In 1883, Galiana published La corona de la juventud. Obra dedicada a S.A.R. la serenísima señora Princesa de Asturias, doña María de las Mercedes in Madrid. She also published some articles in the Madrid press, and 1880-1890s frequently collaborated with the newspaper Correspondencia Alicantina. In 1887, Galiana wrote some literary and poetic works in the newspaper La Opinion de Torrevieja.

The last known article by Galiana was published in La Opinion de Torrevieja in February 1888. It was an obituary for her nephew Pedro García Ibáñez, who died at age 24.

In 1895, Galiana's second husband Saturnino Osterman y Pérez Caballero died.

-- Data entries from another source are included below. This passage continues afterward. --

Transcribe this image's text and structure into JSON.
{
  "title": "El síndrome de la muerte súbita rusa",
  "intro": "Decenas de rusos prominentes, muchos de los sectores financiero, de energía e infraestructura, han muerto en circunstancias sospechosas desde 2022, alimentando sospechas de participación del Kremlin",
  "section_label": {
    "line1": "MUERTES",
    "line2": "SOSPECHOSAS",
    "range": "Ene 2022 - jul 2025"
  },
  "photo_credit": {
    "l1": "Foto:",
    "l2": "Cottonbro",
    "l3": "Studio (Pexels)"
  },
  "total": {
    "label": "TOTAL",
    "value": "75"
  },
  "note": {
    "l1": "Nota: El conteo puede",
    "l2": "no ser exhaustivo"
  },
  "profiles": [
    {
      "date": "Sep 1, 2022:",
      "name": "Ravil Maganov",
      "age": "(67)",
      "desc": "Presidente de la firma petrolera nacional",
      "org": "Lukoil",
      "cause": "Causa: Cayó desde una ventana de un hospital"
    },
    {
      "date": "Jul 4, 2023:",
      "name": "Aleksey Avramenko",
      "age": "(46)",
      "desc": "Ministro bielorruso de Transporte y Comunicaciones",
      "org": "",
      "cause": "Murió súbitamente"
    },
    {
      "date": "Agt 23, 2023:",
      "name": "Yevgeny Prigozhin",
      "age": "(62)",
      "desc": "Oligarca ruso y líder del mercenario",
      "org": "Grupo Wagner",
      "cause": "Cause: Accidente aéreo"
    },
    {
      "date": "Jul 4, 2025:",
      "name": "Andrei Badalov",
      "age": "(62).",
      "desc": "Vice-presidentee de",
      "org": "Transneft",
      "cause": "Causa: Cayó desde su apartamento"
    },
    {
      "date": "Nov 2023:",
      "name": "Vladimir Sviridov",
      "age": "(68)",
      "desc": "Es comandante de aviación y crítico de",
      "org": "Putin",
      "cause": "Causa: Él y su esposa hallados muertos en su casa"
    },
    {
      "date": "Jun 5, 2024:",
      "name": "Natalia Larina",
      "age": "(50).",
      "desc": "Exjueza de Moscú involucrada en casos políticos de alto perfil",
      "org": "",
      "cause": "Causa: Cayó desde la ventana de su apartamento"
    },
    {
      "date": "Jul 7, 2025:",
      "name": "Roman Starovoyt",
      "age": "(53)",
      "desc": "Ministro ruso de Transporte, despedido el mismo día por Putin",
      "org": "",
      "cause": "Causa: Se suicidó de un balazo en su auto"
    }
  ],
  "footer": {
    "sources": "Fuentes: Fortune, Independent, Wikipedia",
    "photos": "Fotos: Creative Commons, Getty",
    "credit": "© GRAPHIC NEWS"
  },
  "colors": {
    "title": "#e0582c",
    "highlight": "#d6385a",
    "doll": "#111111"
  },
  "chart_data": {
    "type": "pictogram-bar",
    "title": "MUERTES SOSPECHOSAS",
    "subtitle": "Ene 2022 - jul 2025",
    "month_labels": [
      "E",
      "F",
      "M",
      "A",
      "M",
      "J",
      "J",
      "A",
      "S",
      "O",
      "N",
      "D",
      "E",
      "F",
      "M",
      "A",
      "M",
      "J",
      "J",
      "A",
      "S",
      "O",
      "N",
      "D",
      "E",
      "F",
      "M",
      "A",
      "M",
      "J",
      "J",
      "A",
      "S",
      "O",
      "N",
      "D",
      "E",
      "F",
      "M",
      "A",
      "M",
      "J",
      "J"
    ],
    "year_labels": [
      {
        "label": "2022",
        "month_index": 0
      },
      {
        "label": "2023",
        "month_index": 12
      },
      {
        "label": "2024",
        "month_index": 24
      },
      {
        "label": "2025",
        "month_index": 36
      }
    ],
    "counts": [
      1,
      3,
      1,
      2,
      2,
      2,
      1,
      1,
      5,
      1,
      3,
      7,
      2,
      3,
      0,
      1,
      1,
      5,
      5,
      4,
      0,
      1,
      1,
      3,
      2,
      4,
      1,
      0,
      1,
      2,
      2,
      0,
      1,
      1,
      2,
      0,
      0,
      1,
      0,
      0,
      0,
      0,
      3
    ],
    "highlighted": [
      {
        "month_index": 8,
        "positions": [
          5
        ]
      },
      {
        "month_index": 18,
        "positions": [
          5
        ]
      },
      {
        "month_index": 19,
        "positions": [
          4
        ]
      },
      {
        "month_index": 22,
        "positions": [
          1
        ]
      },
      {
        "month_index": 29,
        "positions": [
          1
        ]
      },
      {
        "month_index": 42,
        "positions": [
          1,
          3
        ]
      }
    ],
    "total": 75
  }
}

Galiana died in Madrid at the end of the 19th century or in the beginning of the 20th century.

== Works ==

- 1861. El hombre y su corazón: descripción sucinta de las épocas de su vida
- 1861. Los dos gemelos
- 1865. El consejero de los niños
- 1870. El guerrero español
- 1870. Un recuerdo de la guerra de África
- 1883. La corona de la juventud. Obra dedicada a S.A.R. la serenísima señora Princesa de Asturias, doña María de las Mercedes

== Bibliography ==

- Ad Turres. Nº 4, Año IV (2006). Historia de los alcaldes de Torrevieja (I): José Galiana Tarancón. Revista del Archivo Municipal de Torrevieja. Concejalía de Archivo. ISSN 1577-6697.
- Hormigón, Juan Antonio (dir) (1996). Autoras en la Historia del Teatro Español (1500-1994). Publicaciones de la Asociación de Directores de Escena de España. Madrid.
- Paz y Meliá, Antonio (1934–35). Catálogo de piezas de teatro que se conservan en el departamento de manuscritos de la BNM. 2º ed. de Julio Paz, vol. II. Ms.14.2248. Madrid.
- Rodríguez Sánchez, Tomás (1994). Catálogo de dramaturgos españoles del siglo XIX. Fundación Universitaria Española. Madrid.
- Simón Palmer, Carmen (1991). Escritoras españolas del siglo XIX. Castalia. Madrid.